In 1950, Akira Kurosawa released Rashomon, a film told from three different points of view. After a samurai is found murdered, a priest, a commoner and a woodcutter each tell their story about how it happened. In The Last Jedi, Johnson uses a series of flashbacks told from three different points of view about the confrontation between Luke Skywalker and Kylo Ren. First, Luke tells the story of Ben Solo (Kylo Ren) burning down a Jedi temple in cold blood. Second, we see Kylo Ren explain the betrayal he felt when Luke tried to murder him. Third, Luke, full of shame, revises his initial story, suggesting that in a moment of weakness he was going to murder Ben in his sleep, only to decide not to. These three perspectives share fragments of truth but showcase memory as imperfect documents shaped by emotion.
Johnson not only employs Kurosawa’s narrative structure here, but he also imitates Rashomon’s perspective on morality and truth: that, fundamentally, nothing is black-and-white. Throughout The Last Jedi, the pure goodness of the Jedi is questioned. While in The Force Awakens, Leia believed that Luke — and his connection with the light side of the force — would revive the resistance once he returned, Luke continually struggles with his own potential for darkness. In The Last Jedi, we learn how, while training Ben Solo, he saw that same darkness in his padawan, which caused him to commit the fatal mistake that led to the creation of Kylo Ren.
Johnson also borrows from Kurosawa’s set and costume design. Cloaked in deep red, Snoke’s throneroom shares the same color scheme as late Kurosawa films like Kagemusha and Ran. Oversaturated with the color of passion and war, even Snoke’s special guards, The Praetorians, are unmistakably inspired by samurai. They even display a touch of Japanese designer Eiko Ishioka, who won an Oscar for her work on Francis Ford Coppola’s Dracula. In an interview for Verge, Johnson told the film’s costume designer Michael Kaplan, “[The Praetorians] have to be more like samurai. They have to be built to move, and you have to believe that they could step forward and engage if they have to. They have to seem dangerous.”

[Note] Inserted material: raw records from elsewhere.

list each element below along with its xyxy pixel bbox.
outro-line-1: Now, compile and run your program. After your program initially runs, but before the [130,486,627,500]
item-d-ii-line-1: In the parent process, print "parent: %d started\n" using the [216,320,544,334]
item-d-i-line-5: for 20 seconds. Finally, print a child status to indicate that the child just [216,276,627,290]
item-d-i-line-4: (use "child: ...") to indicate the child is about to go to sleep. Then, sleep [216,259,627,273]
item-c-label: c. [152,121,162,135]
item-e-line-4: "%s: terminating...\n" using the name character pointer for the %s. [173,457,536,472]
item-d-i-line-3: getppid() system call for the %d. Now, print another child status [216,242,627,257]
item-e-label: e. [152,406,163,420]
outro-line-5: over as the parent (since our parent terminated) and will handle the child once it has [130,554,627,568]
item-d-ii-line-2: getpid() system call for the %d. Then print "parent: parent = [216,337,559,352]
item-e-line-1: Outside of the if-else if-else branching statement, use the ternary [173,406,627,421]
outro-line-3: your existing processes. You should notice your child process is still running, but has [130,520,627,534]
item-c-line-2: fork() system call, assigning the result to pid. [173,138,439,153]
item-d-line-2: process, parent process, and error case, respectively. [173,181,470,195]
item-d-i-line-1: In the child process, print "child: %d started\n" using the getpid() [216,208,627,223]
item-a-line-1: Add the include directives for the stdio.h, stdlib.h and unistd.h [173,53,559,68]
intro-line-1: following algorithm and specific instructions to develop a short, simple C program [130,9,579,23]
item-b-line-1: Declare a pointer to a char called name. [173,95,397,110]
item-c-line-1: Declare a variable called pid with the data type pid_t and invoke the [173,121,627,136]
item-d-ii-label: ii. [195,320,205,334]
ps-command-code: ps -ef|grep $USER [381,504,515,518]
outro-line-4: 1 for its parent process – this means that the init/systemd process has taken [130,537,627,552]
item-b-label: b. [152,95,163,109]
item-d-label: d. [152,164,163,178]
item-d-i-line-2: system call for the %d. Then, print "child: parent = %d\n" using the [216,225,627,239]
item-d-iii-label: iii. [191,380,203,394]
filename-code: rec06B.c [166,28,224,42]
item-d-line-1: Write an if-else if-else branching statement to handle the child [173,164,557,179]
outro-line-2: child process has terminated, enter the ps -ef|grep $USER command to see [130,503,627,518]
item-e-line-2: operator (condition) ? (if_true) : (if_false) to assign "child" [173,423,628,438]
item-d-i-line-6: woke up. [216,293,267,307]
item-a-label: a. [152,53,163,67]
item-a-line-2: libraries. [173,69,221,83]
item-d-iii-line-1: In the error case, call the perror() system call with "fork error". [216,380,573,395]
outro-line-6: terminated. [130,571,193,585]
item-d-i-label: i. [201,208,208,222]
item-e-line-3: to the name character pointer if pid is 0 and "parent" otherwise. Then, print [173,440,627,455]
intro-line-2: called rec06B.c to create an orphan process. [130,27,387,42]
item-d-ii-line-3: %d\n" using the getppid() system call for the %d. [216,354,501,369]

However, it is in the action sequences of The Last Jedi that Kurosawa’s influence is perhaps felt most greatly. In films like Seven Samurai, the personalities of the characters are revealed in the way they fight and the decisions they make in the heat of battle. Suspense is built by complex intercutting that uses different temporal speeds (Kurosawa is famous for his use of slow-motion). In the heat of their action sequences both directors’ use of sound and music is highlighted. The contrast between loud and quiet is used to emphasize tension, which Johnson uses to dramatic effect. For example, when Admiral Holdo (Laura Dern) drives a resistance ship into Snoke’s flagship, amidst the loud spectacle of space violence, the sound cuts completely as we watch Snoke’s ship split in two.
The influence of Akira Kurosawa in Hollywood extends far beyond the Star Wars franchise, of course. In 1980, Kurosawa could not secure funding for his next epic, Kagemusha. Hearing about his struggle, George Lucas and Francis Ford Coppola enlisted their influence to get Twentieth Century Fox to provide some funds. They are both listed as executive producers on the international prints. The Magnificent Seven, A Fistful of Dollars, Biutiful, and A Bug’s Life were all influenced in some way by Kurosawa’s storytelling, and countless other films have made use of the techniques he perfected and popularized. The Last Jedi is just the most recent film that reflects Akira Kurosawa’s enduring appeal.